E ha proseguito commentando le parole di Francesco: «Attraverso il suo messaggio il Papa ha voluto onorarmi ancora una volta di più, sono onorato che la sua alta persona ha voluto anche esprimere in questa occasione la sua determinazione di lavorare sempre di più per l’unità delle nostre chiese sorelle».

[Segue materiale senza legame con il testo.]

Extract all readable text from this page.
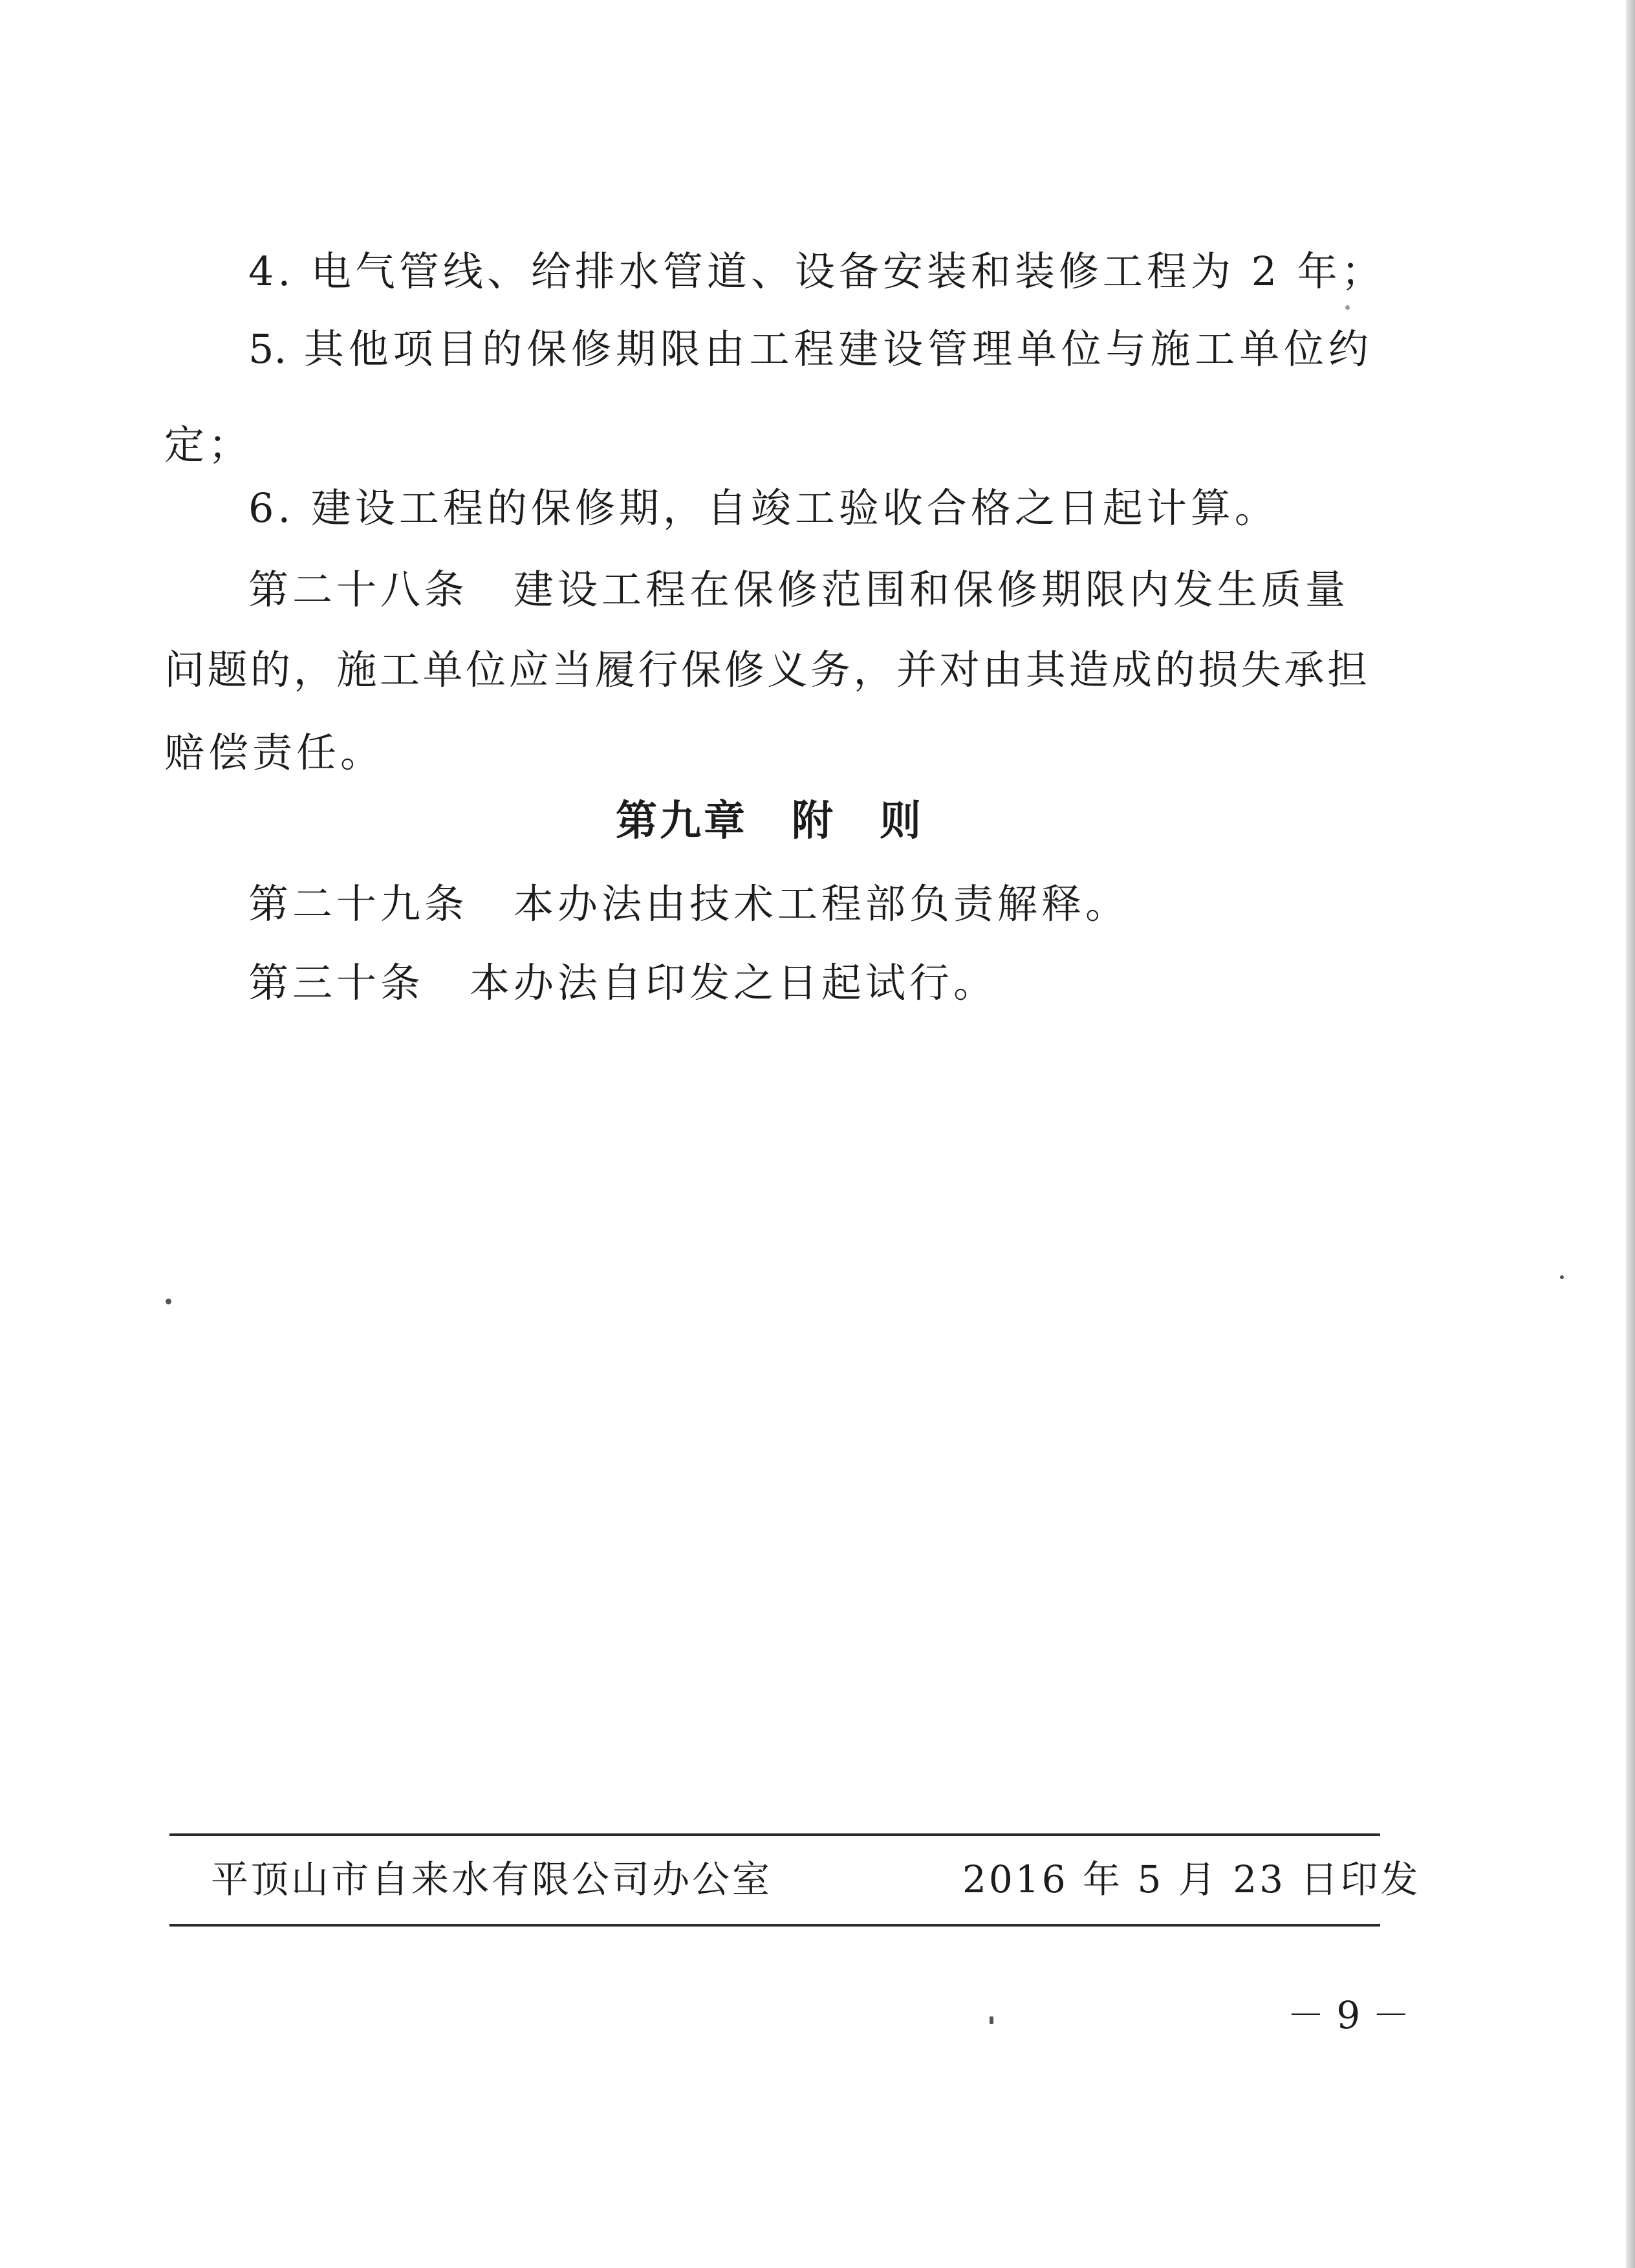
4. 电气管线、给排水管道、设备安装和装修工程为 2 年；
5. 其他项目的保修期限由工程建设管理单位与施工单位约
定；
6. 建设工程的保修期，自竣工验收合格之日起计算。
第二十八条 建设工程在保修范围和保修期限内发生质量
问题的，施工单位应当履行保修义务，并对由其造成的损失承担
赔偿责任。
第九章　附　则
第二十九条 本办法由技术工程部负责解释。
第三十条 本办法自印发之日起试行。
平顶山市自来水有限公司办公室	2016 年 5 月 23 日印发
－ 9 －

Bartolomeo traccia anche il suo programma pastorale, anticipando le domande dei cronisti: «Da nostra parte, e cioè da parte del Patriarcato ecumenico, sono felice di poter assicurare Sua Santità, e voi tutti che mi ascoltate, della simile determinazione della nostra Chiesa di Costantinopoli per far progredire il dialogo ecumenico in genere, ma particolarmente tra la Chiesa ortodossa e la chiesa cattolica, perché noi siamo delle Chiese sorelle, perché abbiamo tante cose in comune, siamo molto più vicini che con altre chiese e denominazioni cristiane e perciò dobbiamo avanzare. Questo era il messaggio che il Papa ci ha dato venendo a Costantinopoli l’anno scorso per la nostra festa patronale. Questo è il desiderio comune che abbiamo espresso a Gerusalemme nel maggio 2014 quando ci siamo incontrati in Terra Santa per celebrare e sottolineare il 50° anniversario dell’incontro storico dei nostri predecessori».

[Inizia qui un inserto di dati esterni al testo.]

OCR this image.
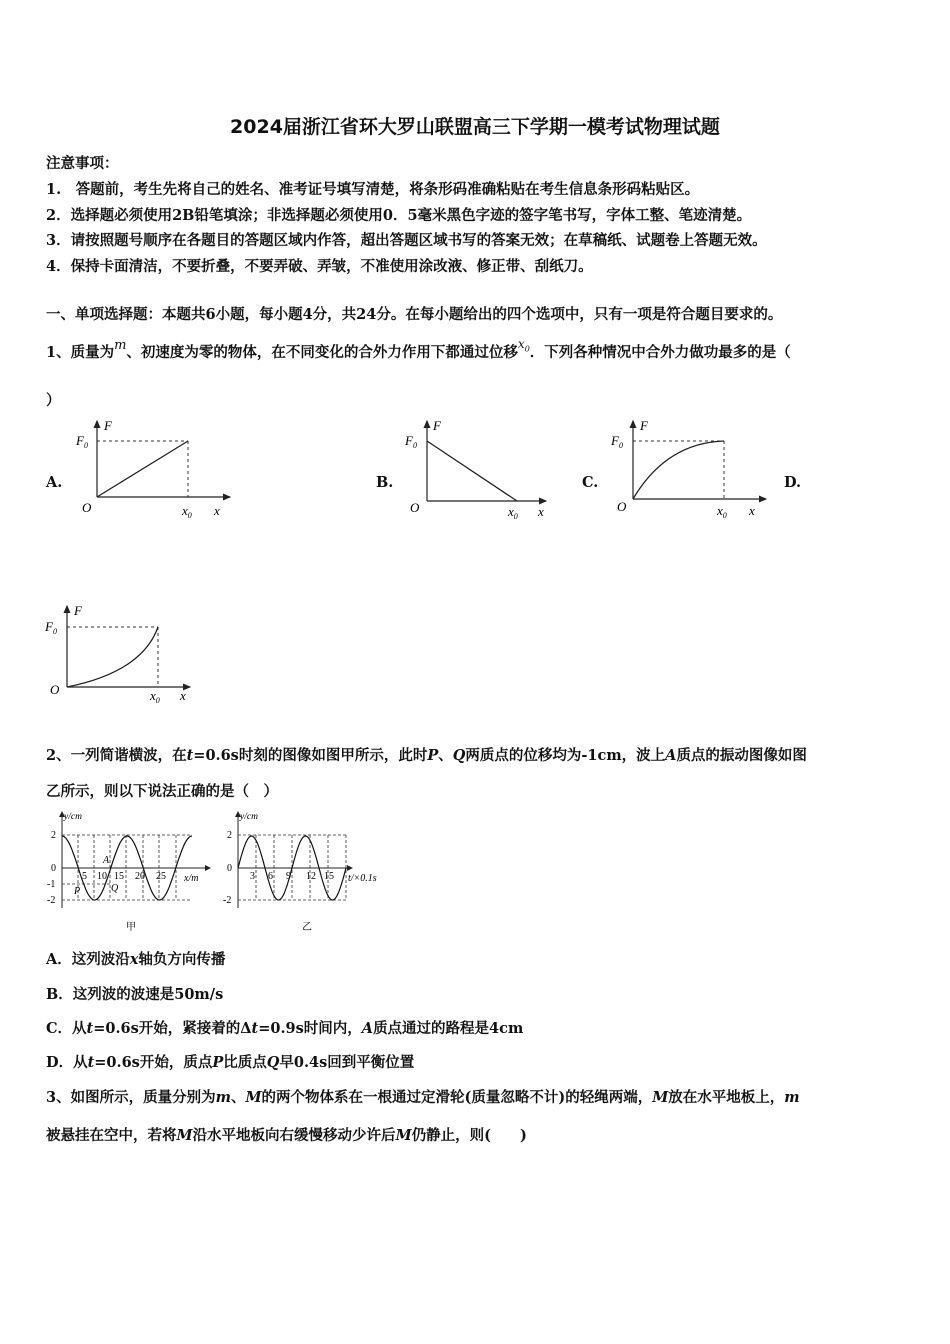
2024届浙江省环大罗山联盟高三下学期一模考试物理试题
注意事项：
1.　答题前，考生先将自己的姓名、准考证号填写清楚，将条形码准确粘贴在考生信息条形码粘贴区。
2．选择题必须使用2B铅笔填涂；非选择题必须使用0．5毫米黑色字迹的签字笔书写，字体工整、笔迹清楚。
3．请按照题号顺序在各题目的答题区域内作答，超出答题区域书写的答案无效；在草稿纸、试题卷上答题无效。
4．保持卡面清洁，不要折叠，不要弄破、弄皱，不准使用涂改液、修正带、刮纸刀。
一、单项选择题：本题共6小题，每小题4分，共24分。在每小题给出的四个选项中，只有一项是符合题目要求的。
1、质量为m、初速度为零的物体，在不同变化的合外力作用下都通过位移$^{x_0}$．下列各种情况中合外力做功最多的是（
）
A.	B.	C.	D.
F
$F_0$
O	$x_0$ x
F
$F_0$
O	$x_0$ x
F
$F_0$
O	$x_0$ x
F
$F_0$
O	$x_0$ x
2、一列简谐横波，在t=0.6s时刻的图像如图甲所示，此时P、Q两质点的位移均为-1cm，波上A质点的振动图像如图
乙所示，则以下说法正确的是（　）
y/cm
x/m
2
0
-1
-2
5 10 15 20 25
A
P	Q
甲
y/cm
t/×0.1s
2
0
-2
3 6 9 12 15
乙
A．这列波沿x轴负方向传播
B．这列波的波速是50m/s
C．从t=0.6s开始，紧接着的Δt=0.9s时间内，A质点通过的路程是4cm
D．从t=0.6s开始，质点P比质点Q早0.4s回到平衡位置
3、如图所示，质量分别为m、M的两个物体系在一根通过定滑轮(质量忽略不计)的轻绳两端，M放在水平地板上，m
被悬挂在空中，若将M沿水平地板向右缓慢移动少许后M仍静止，则(　　)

Indimenticabile per lui resta anche l'invito di Francesco per l'inizio del pontificato:« Abbiamo avuto una mezz’ora di incontro privato, abbiamo detto che dobbiamo lavorare e pregare intensamente per l’unità delle nostre chiese, per la ricomposizione dell’unità del corpo di Cristo che è la Chiesa. Allora questa sera avverto la sua determinazione rinnovata attraverso il suo messaggio e mi sento felicissimo. Tornerò a Istanbul domani sera più forte, più sicuro che a Roma ho un fratello che desidera tanto lavorare con noi e pregare per far accelerare l’unità delle nostre Chiese».

 

Stiamo avvicinandoci ai 50 anni del primo incontro tra il Patriarca Athenagoras e Chiara Lubich ad Istanbul. Era il 13 giugno 1967…

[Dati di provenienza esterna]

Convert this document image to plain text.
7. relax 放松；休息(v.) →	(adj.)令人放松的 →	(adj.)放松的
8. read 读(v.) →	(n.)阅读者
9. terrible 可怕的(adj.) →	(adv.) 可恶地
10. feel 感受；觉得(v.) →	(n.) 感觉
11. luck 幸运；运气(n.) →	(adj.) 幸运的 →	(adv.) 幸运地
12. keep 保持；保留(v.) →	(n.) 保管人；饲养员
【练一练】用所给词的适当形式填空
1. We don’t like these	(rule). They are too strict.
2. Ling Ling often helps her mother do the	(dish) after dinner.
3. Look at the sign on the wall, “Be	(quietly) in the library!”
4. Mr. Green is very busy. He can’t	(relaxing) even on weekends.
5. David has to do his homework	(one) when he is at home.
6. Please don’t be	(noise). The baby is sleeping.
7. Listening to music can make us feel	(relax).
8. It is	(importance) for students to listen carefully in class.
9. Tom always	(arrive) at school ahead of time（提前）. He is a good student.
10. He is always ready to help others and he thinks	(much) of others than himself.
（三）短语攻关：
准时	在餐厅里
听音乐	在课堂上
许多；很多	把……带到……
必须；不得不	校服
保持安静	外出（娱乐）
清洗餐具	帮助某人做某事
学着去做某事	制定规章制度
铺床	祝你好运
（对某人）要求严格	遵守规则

«Uno degli ideali del Movimento dei Focolari è l’unità della chiesa. Chiara e i suoi collaboratori hanno lavorato molto. Chiara ha visitato 23 volte a Athenagoras a Costantinopoli. Poi ha incontrato Dimitrios e poi me. Nel 2008, ho visitato Chiara nell’ospedale Gemelli pochi giorni prima della sua morte. Sono sicuro che stasera Chiara è con noi, senz’altro è con noi, con la sua presenza spirituale e con la sua preghiera. Si rallegra con noi e prega per l’unità delle nostre Chiese. Tra un mese riceverò a Costantinopoli i vescovi amici del Movimento. Avremo una riunione a Halki nella scuola di teologia, che purtroppo rimane ancora chiusa, e lì avremo l’occasione di ricordare tutti insieme Chiara e pregare per il riposo della sua anima e per esprimere le nostre esperienze e la nostra volontà di lavorare per l’unità delle Chiese. Poco fa ho incontrato l’arcivescovo di Bangkok. Verrà anche lui e molto altri cardinali e vescovi. Noi come chiesa di Costantinopoli siamo felici, siamo pronti ad accoglierli e scambiare le nostre esperienza e ricambiare il bacio della pace tra Oriente e Occidente».

 

Un appello per la pace in Medio Oriente, per i cristiani perseguitati…

 

«Preghiamo ogni giorno. Dico che la soluzione di questo problema o piuttosto di questa tragedia è far terminare la guerra in Medio Oriente, in Siria. Se la guerra continua i profughi verranno ogni giorno di più verso l’Occidente. La tragedia continuerà. I grandi poteri del mondo devono mettere fine a questa guerra fratricida che continua da quasi cinque anni, che ha messo fine alla vita di 340 mila innocenti. In Turchia, come sapete, abbiamo 2 milioni di profughi dalla Siria. Il governo turco ha aperto le braccia e le frontiere, ha accolto questi poveri uomini, famiglie, ragazzi… ha aperto scuole per i ragazzi siriani. Ma non basta perché i profughi continuano a lasciare il Paese a causa della guerra. Bisogna terminare con la guerra».